EWAS data analysis of 450k data


question Questions
  • What is a epigenome-wide association studies?

  • Why is a EWAS analysis useful?

  • Why 450k data?

objectives Objectives
  • Learn how to perform reproducible EWAS analysis

requirements Requirements

time Time estimation: 1 hour

Supporting Materials

last_modification Last modification: Sep 11, 2019


The field of cancer genomics has demonstrated the power of massively parallel sequencing techniques to inform on genes and specific alterations that drive tumor onset and progression. Although large comprehensive sequence data sets continue to be made increasingly available, data analysis remains an ongoing challenge, particularly for laboratories lacking dedicated resources and bioinformatics expertise. To address this, we have provide training based on Galaxy tools EWAS suite that represent many popular algorithms for detecting somatic genetic alterations from cancer genome and exome data.

Figure 1: How epigenetics mechanism can effect health (adapted from https://commonfund.nih.gov/epigenomics/figure)

This exercise uses datasets from the Cell publication by Hugo, Willy, et al., 2015 Hugo et al. 2015. with the goal being to identify differentially methylated regions and positions associated with treatment resistant melanomas. Datasets include the Illumina 450K Methylation array performed in melanoma tumors in a sample of patients pre and post MAPKi and BRAFi treatment with different outcomes (sensitive and resistant). For each sample there is raw green and red colour arrays containing the summarized bead information generated by the Illumina 450k scanner, i.e. there are 8 files in total:

The Infinium Methylation Assay 450k uses two different bead types to detect changes in DNA methylation levels. In the figure we can see M - methylated and U - unmethylated bead types. In our study unmethylated and methylated bead signals are reported as green and red colors respectively.

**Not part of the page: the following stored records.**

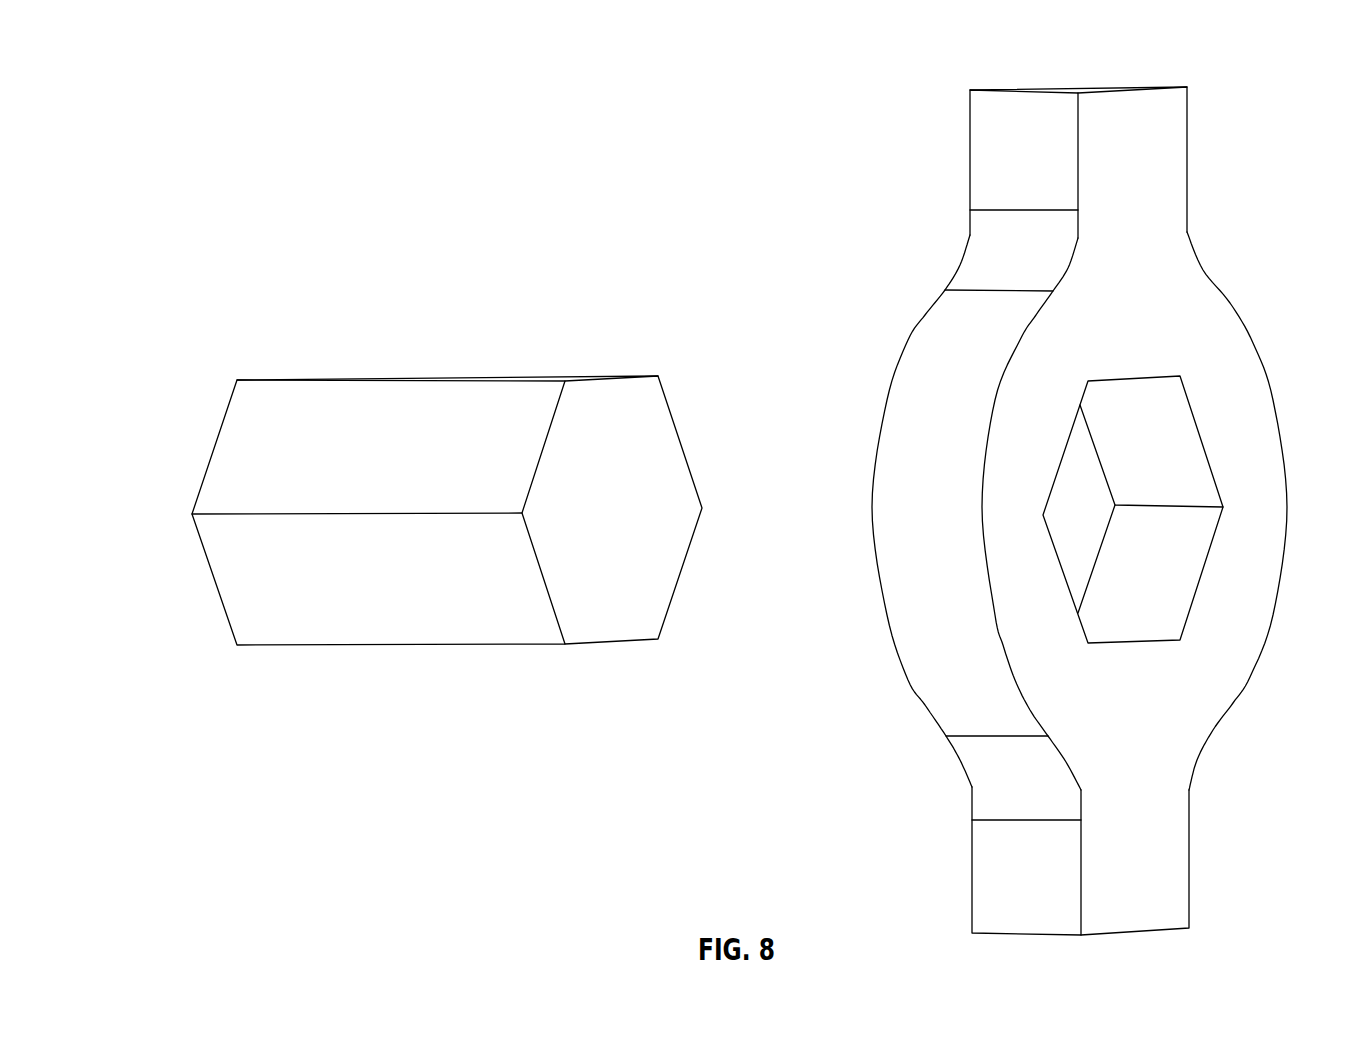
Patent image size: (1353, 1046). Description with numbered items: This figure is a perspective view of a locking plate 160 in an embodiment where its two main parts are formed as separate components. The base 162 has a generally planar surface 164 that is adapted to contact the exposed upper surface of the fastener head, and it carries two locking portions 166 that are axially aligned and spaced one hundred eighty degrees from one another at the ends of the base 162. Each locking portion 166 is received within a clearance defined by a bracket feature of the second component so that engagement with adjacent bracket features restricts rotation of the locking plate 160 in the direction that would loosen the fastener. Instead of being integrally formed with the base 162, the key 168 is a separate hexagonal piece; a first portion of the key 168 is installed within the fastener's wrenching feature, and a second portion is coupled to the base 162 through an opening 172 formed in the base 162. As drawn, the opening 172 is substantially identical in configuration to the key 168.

The locking plate 160 is at (165, 74).
The base 162 is at (917, 383).
The generally planar surface 164 is at (1232, 387).
The locking portion 166 is at (1155, 158).
The key 168 is at (437, 378).
The opening 172 is at (1090, 532).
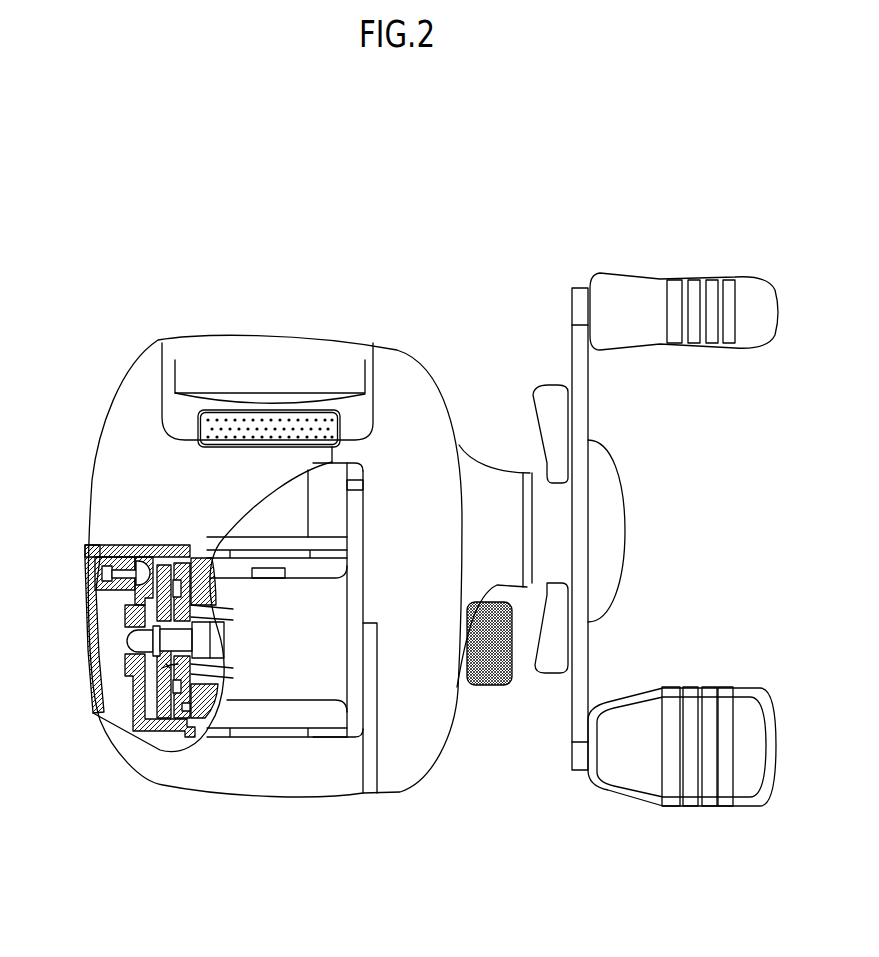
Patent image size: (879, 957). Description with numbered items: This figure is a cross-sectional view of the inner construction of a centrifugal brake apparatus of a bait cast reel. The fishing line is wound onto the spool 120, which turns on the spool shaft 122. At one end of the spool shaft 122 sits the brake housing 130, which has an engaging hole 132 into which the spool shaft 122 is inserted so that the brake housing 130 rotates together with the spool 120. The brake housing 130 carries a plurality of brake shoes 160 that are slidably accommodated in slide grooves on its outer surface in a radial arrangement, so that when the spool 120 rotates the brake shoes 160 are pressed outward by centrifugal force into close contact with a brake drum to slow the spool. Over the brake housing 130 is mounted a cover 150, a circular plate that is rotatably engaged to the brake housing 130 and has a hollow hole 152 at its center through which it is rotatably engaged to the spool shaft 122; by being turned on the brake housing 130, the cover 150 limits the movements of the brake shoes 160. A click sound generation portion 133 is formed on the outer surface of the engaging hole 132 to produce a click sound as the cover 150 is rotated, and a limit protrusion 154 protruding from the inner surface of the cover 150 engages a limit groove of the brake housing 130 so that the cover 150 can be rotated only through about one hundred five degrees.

The spool 120 is at (213, 693).
The spool shaft 122 is at (130, 641).
The brake housing 130 is at (187, 723).
The engaging hole 132 is at (165, 713).
The click sound generation portion 133 is at (167, 667).
The cover 150 is at (137, 543).
The hollow hole 152 is at (150, 613).
The limit protrusion 154 is at (160, 558).
The brake shoes 160 is at (172, 593).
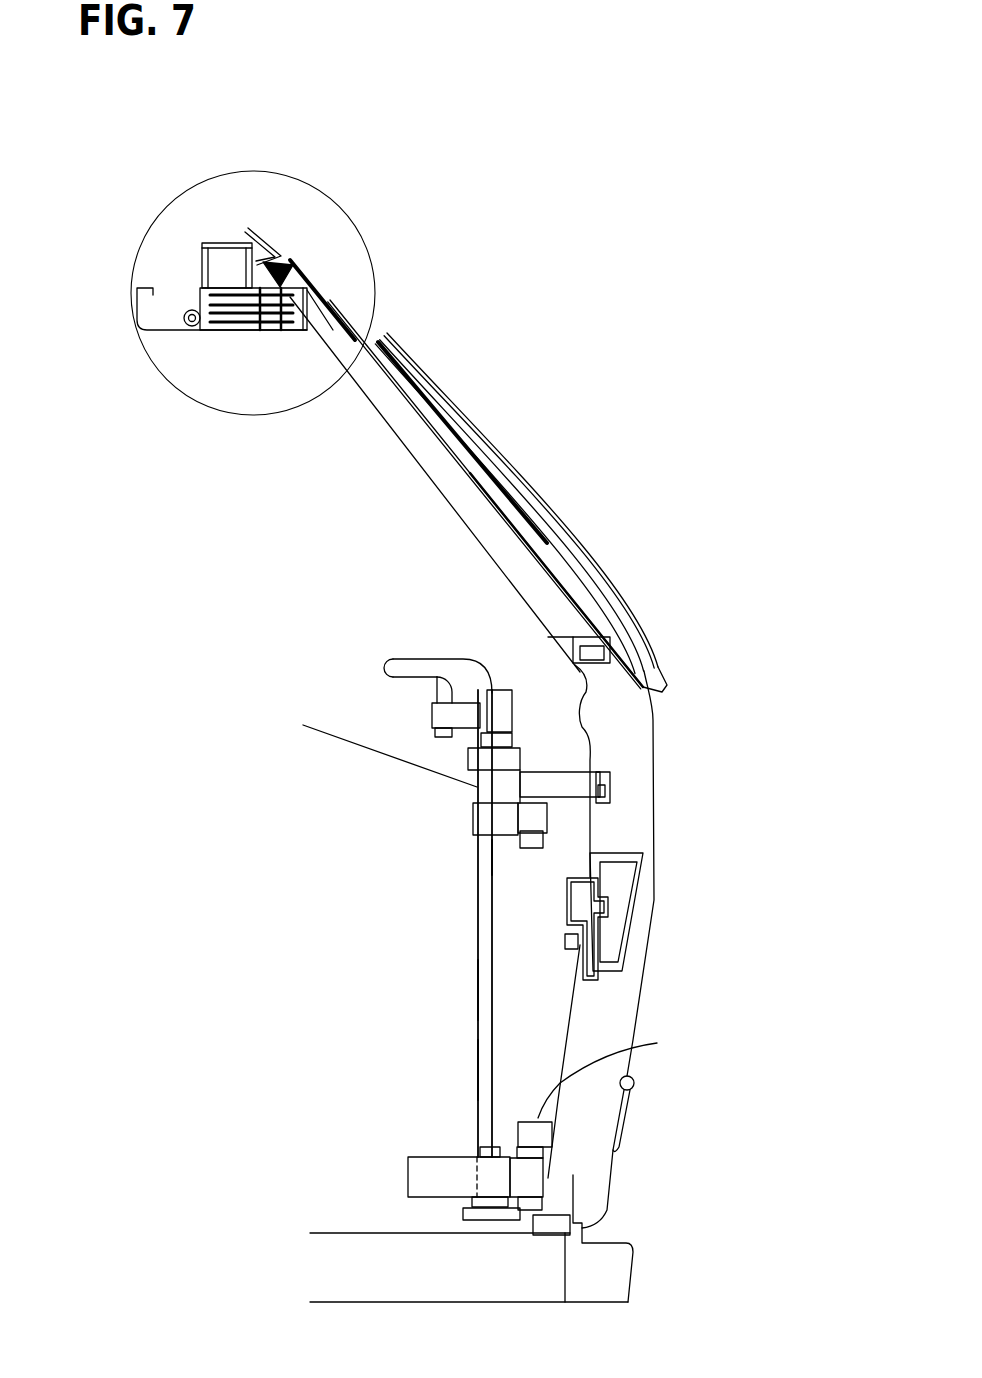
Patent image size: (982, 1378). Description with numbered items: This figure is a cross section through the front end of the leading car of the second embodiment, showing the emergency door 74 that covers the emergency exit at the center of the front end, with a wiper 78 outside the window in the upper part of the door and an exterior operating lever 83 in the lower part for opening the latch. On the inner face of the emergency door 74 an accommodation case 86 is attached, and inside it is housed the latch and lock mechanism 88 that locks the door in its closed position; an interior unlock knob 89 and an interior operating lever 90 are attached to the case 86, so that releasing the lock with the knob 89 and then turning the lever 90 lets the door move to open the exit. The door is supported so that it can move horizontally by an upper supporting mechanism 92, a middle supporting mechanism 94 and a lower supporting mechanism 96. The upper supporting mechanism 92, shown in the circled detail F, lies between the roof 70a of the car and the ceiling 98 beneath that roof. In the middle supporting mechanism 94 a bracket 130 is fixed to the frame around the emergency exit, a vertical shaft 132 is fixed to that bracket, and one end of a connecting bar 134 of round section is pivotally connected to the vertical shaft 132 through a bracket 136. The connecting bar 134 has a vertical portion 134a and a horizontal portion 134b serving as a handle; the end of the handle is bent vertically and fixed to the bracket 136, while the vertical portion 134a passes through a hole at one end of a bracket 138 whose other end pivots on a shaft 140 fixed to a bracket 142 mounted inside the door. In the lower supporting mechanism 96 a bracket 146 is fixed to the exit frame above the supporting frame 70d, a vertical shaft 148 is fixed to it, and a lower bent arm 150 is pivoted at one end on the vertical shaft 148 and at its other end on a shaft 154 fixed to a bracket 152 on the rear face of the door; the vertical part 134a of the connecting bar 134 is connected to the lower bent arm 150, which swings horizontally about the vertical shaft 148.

The roof 70a is at (258, 226).
The supporting frame 70d is at (357, 1230).
The emergency door 74 is at (665, 780).
The wiper 78 is at (503, 458).
The exterior operating lever 83 is at (632, 1117).
The accommodation case 86 is at (590, 866).
The latch and lock mechanism 88 is at (617, 883).
The interior unlock knob 89 is at (565, 947).
The interior operating lever 90 is at (565, 925).
The upper supporting mechanism 92 is at (170, 278).
The middle supporting mechanism 94 is at (423, 785).
The lower supporting mechanism 96 is at (393, 1178).
The ceiling 98 is at (178, 333).
The bracket 130 is at (497, 762).
The vertical shaft 132 is at (497, 690).
The connecting bar 134 is at (470, 990).
The vertical portion 134a is at (475, 1065).
The horizontal portion 134b is at (433, 659).
The bracket 136 is at (478, 728).
The bracket 138 is at (505, 830).
The shaft 140 is at (543, 842).
The bracket 142 is at (567, 793).
The bracket 146 is at (490, 1220).
The vertical shaft 148 is at (490, 1147).
The lower bent arm 150 is at (428, 1157).
The bracket 152 is at (655, 1045).
The shaft 154 is at (560, 1208).
The detail region F is at (353, 219).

Figure 2: Infinium Methylation Assay Overview (adapted from https://emea.illumina.com/science/technology/beadarray-technology/infinium-methylation-assay.html?langsel=/gb/)
Accession Sensitivity Treatment
GSM1588704 baseline pre-treatment
GSM1588705 baseline pre-treatment
GSM1588706 resistant BRAFi
GSM1588707 resistant BRAFi


  1. 450K Array Data Upload
  2. Preprocessing and Quality Assessment
  3. Removing probes affected by genetic variation
  4. DMPs and DMRs Identification
  5. Annotation and Visualization

450K Array Data Upload

The first step of EWAS data analysis is the raw methylation data loading (intensity information files for each two color micro array)

hands_on Hands-on: Data Loading

  1. Create a new history for this tutorial and give it a proper name

    tip Tip: Creating a new history

    Click the new-history icon at the top of the history panel

    If the new-history is missing:

    1. Click on the galaxy-gear icon (History options) on the top of the history panel
    2. Select the option Create New from the menu
  2. Import the following IDAT files from Zenodo or from the data library (ask your instructor)
    • GSM1588704_8795207135_R01C02_Red.idat
    • GSM1588705_8795207119_R05C02_Red.idat
    • GSM1588706_8795207135_R02C02_Red.idat
    • GSM1588707_8795207119_R06C02_Red.idat
    • GSM1588704_8795207135_R01C02_Grn.idat
    • GSM1588705_8795207119_R05C02_Grn.idat
    • GSM1588706_8795207135_R02C02_Grn.idat
    • GSM1588707_8795207119_R06C02_Grn.idat

    details List of Zenodo URLs

    • Copy the link location
    • Open the Galaxy Upload Manager (galaxy-upload on the top-right of the tool panel)

    • Select Paste/Fetch Data
    • Paste the link into the text field

    • Press Start

    • Close the window

    By default, Galaxy uses the URL as the name, so rename the files with a more useful name.

    tip Tip: Importing data from a data library

    As an alternative to uploading the data from a URL or your computer, the files may also have been made available from a shared data library:

    • Go into Shared data (top panel) then Data libraries

    • Find the correct folder (ask your instructor)

    • Select the desired files
    • Click on the To History button near the top and select as Datasets from the dropdown menu
    • In the pop-up window, select the history you want to import the files to (or create a new one)
    • Click on Import
  3. Run minfi read450k tool with the following parameters:
    • param-files “red channel files”: all files ending in _Red
    • param-files “green channel files”: all files ending in Grn
  4. Inspect the generated set of data

question Questions

How are the Green and Red signals stored?

solution Solution

Green and Red micro arrays are built up into RGChannelSet

Preprocessing and Quality Assessment

Preprocessing and data quality assurance is an important step in Infinium Methylation Assay analysis.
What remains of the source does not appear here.